For the first time in seven years, news crews were allowed into the Death House at the Southern Ohio Correctional Facility in Lucasville where convicted killer Kenneth Biros is set to be the first executed under the state's new lethal injection method.
Biros brutally murdered Tammy Engstrom, 22, near Warren in 1991. Next week will be the first execution attempt in Ohio since the failed execution of Romell Broom in September.
"We experienced rare and exceptional circumstances in attempting to establish a usable IV site on Rommell Broom," said Julie Walburn with the Ohio Department of Corrections.
Because the execution team was unable to find a usable vein on Broom, the state has a new execution procedure.
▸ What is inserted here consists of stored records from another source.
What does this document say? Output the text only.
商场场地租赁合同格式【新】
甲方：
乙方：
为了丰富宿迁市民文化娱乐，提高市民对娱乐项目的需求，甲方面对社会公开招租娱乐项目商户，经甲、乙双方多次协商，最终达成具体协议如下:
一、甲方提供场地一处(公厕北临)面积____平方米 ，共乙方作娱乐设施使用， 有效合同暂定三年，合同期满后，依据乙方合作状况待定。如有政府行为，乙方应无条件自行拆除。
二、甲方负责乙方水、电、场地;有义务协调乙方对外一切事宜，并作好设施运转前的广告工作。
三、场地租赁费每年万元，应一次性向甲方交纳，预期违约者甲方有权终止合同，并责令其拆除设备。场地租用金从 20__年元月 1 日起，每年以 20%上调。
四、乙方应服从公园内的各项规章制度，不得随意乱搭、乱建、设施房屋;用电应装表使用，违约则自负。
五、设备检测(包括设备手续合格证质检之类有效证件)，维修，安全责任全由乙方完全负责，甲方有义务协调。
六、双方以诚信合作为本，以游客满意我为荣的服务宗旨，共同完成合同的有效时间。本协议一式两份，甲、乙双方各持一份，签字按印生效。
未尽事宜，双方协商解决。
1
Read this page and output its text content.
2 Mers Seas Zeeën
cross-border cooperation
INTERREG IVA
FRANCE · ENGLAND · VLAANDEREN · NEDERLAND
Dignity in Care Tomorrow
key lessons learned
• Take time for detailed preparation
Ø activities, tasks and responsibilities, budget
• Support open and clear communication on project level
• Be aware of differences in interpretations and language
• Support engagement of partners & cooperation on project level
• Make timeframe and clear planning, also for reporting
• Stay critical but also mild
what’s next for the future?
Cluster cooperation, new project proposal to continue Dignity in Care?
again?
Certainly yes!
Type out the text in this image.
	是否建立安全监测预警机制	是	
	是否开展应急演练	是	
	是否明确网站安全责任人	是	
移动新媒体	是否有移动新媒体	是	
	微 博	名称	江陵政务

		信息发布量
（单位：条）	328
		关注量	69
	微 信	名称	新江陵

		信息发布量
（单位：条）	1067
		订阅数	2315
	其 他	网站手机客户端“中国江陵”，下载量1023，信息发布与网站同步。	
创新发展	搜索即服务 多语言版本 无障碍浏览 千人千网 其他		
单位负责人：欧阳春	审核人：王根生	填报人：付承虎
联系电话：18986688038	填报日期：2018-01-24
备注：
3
There will now be a one-drug method that replaces the traditional three drugs.
It relies on a single dose of sodium thiopental injected into a vein. A separate two-drug muscle injection into the inmate's thigh would be used as a backup.
"We reexamined our execution protocol and we were able to address two real issues that we feel will help us carry out our responsibilities under the law," Walburn said.
Ohio is the first in the nation to try both. Officials believe the execution is humane, even though it's never been tried on humans. Because of that, Biros' attorneys filed an appeal Friday, calling the new protocol unconstitutional and experimental.
Still, the sister of Biros' victim said she's confident Biros will be executed Dec. 8.
"They're grasping at straws is what they are doing," said Debi Heiss. "And that just shows you what a coward he is. You'd think by now that he would just stand up and take it like a man and let our family have some closure. you know it's time. It's the end."
The courts are set to decide this week if Biro's execution will continue as planned.